The presence of a citadel in Harran was first mentioned around the end of the tenth century. Although its exact construction date is unknown, it was built after 990 when Harran became the capital city of the Numayrids, a local northern Syria dynasty ruled by Waththab ben Sabiq al-Numayri. According to an inscription found on the gateway, the citadel was restored and enlarged in 1059 during the reign of the fourth Numayrid ruler, Mani' ben Shabib. Numayrid rule in Harran ended in 1081 when the city was conquered by the Uqaylids of Mosul. Later, the city followed the Zenghid rulers of Mosul, serving as an important stronghold against Crusader attacks. Nur al-Din rebuilt the citadel in 1149; later, with the rise of Saladin (1169-1193), Harran was annexed to the Ayyubid territories. In 1196, the citadel was rebuilt again by Saladin's brother, al-Malik al-Adil, then appointed lord of Harran. In 1237, the citadel and the city of Harran were occupied by the Khawarizmians as they fled the Mongols; in 1240, al-Malik al-Nasir, the ruler of Aleppo, conquered back the city and brought it back under Ayyubid rule, which lasted until the citadel was attacked in 1259 by the Mongol leader Hulagu. Under the Mongols, the citadel was severely damaged and one of the two towers of the citadel was destroyed. In 1271, the Mongols destroyed the town of Harran, and moved its inhabitants to Mosul and Mardin. According to an inscription found on its southwest tower, the citadel was maintained as a stronghold in order to secure the road between Raqqa in Northern Syria and Urfa in Turkey during Mamluk rule. By Ottoman times, the citadel was no longer a seat of government, and the town was abandoned by its inhabitants, who feared Bedouin raids.
The present structure, which is in ruins, dates back to the Ayyubid period with restorations carried by the Mamluks in the fourteenth century. As it stands today, the citadel is composed of an irregular rectangular enclosure surrounding an inner core. This enclosure measures approximately one hundred and thirty meters by ninety meters, and was formerly surrounded by a moat paved with stones and framed by four polygonal corner towers (of which three remain).
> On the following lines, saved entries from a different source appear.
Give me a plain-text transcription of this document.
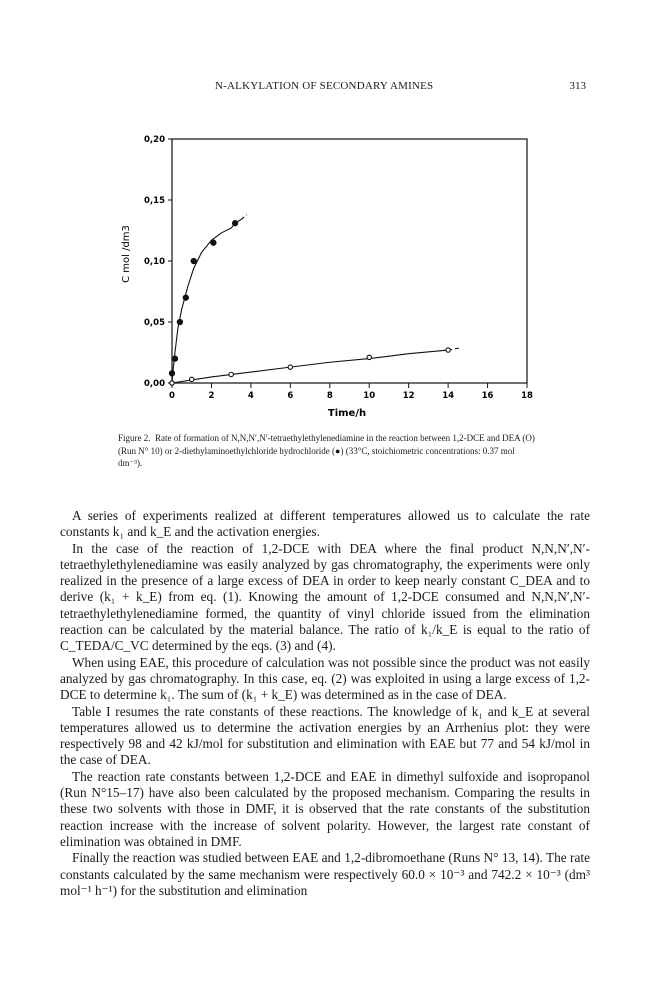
N-ALKYLATION OF SECONDARY AMINES	313
0,00
0,05
0,10
0,15
0,20
0	2	4	6	8	10	12	14	16	18
C mol /dm3
Time/h
Figure 2. Rate of formation of N,N,N′,N′-tetraethylethylenediamine in the reaction between 1,2-DCE and DEA (O) (Run N° 10) or 2-diethylaminoethylchloride hydrochloride (●) (33°C, stoichiometric concentrations: 0.37 mol dm⁻³).

A series of experiments realized at different temperatures allowed us to calculate the rate constants k₁ and k_E and the activation energies.

In the case of the reaction of 1,2-DCE with DEA where the final product N,N,N′,N′-tetraethylethylenediamine was easily analyzed by gas chromatography, the experiments were only realized in the presence of a large excess of DEA in order to keep nearly constant C_DEA and to derive (k₁ + k_E) from eq. (1). Knowing the amount of 1,2-DCE consumed and N,N,N′,N′-tetraethylethylenediamine formed, the quantity of vinyl chloride issued from the elimination reaction can be calculated by the material balance. The ratio of k₁/k_E is equal to the ratio of C_TEDA/C_VC determined by the eqs. (3) and (4).

When using EAE, this procedure of calculation was not possible since the product was not easily analyzed by gas chromatography. In this case, eq. (2) was exploited in using a large excess of 1,2-DCE to determine k₁. The sum of (k₁ + k_E) was determined as in the case of DEA.

Table I resumes the rate constants of these reactions. The knowledge of k₁ and k_E at several temperatures allowed us to determine the activation energies by an Arrhenius plot: they were respectively 98 and 42 kJ/mol for substitution and elimination with EAE but 77 and 54 kJ/mol in the case of DEA.

The reaction rate constants between 1,2-DCE and EAE in dimethyl sulfoxide and isopropanol (Run N°15–17) have also been calculated by the proposed mechanism. Comparing the results in these two solvents with those in DMF, it is observed that the rate constants of the substitution reaction increase with the increase of solvent polarity. However, the largest rate constant of elimination was obtained in DMF.

Finally the reaction was studied between EAE and 1,2-dibromoethane (Runs N° 13, 14). The rate constants calculated by the same mechanism were respectively 60.0 × 10⁻³ and 742.2 × 10⁻³ (dm³ mol⁻¹ h⁻¹) for the substitution and elimination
The outer defensive walls are punctured by two rows of embrasures accessible, respectively, through a vaulted gallery on the ground floor and an open air walkway above. The citadel is entered from the southwest, through an archway that opens into the vaulted gallery surrounding the inner core. Facing the archway on the gallery wall is a nestled blind arch, decorated with two rows of Mamluk zigzag carving supported on simplified Corinthian capitals. On the southeast wall is a protrusion built by Numayrid ruler Mani' ben Shabib in 1059, as a gatehouse into the inner core. This entry point was removed and transformed into a tower included within the outer defense walls rebuilt by Nur al-Din in 1149. The gate is in the form of a horseshoe nestled within a pointed arch and is supported by pillars decorated with molded interlaced tendrils and two pairs of dogs carved in relief.
The corner towers are composed of an outer polygonal wall punctured by three rows of embrasures. The towers each originally had three floors, each roofed with a brick vault resting on a central cylinder that then supported the staircase. Currently, of the original four, this can only be seen in the better-preserved western tower. The north tower is totally ruined; in the east tower, only the first row of embrasures on the outer shell is still visible; of the south tower, only the first floor of the walls that supported the staircase still remain.
The inner core is a rectangular stone structure that was mostly built by al-Adil in 1196. Adjoining the rectangle is a polygonal tower located on the southeast wall and a square pillar situated next to the north tower, both of which are believed to predate Numayrid rule. Today, the inner core of the citadel still consists of two floors with several rooms roofed by barrel vaults.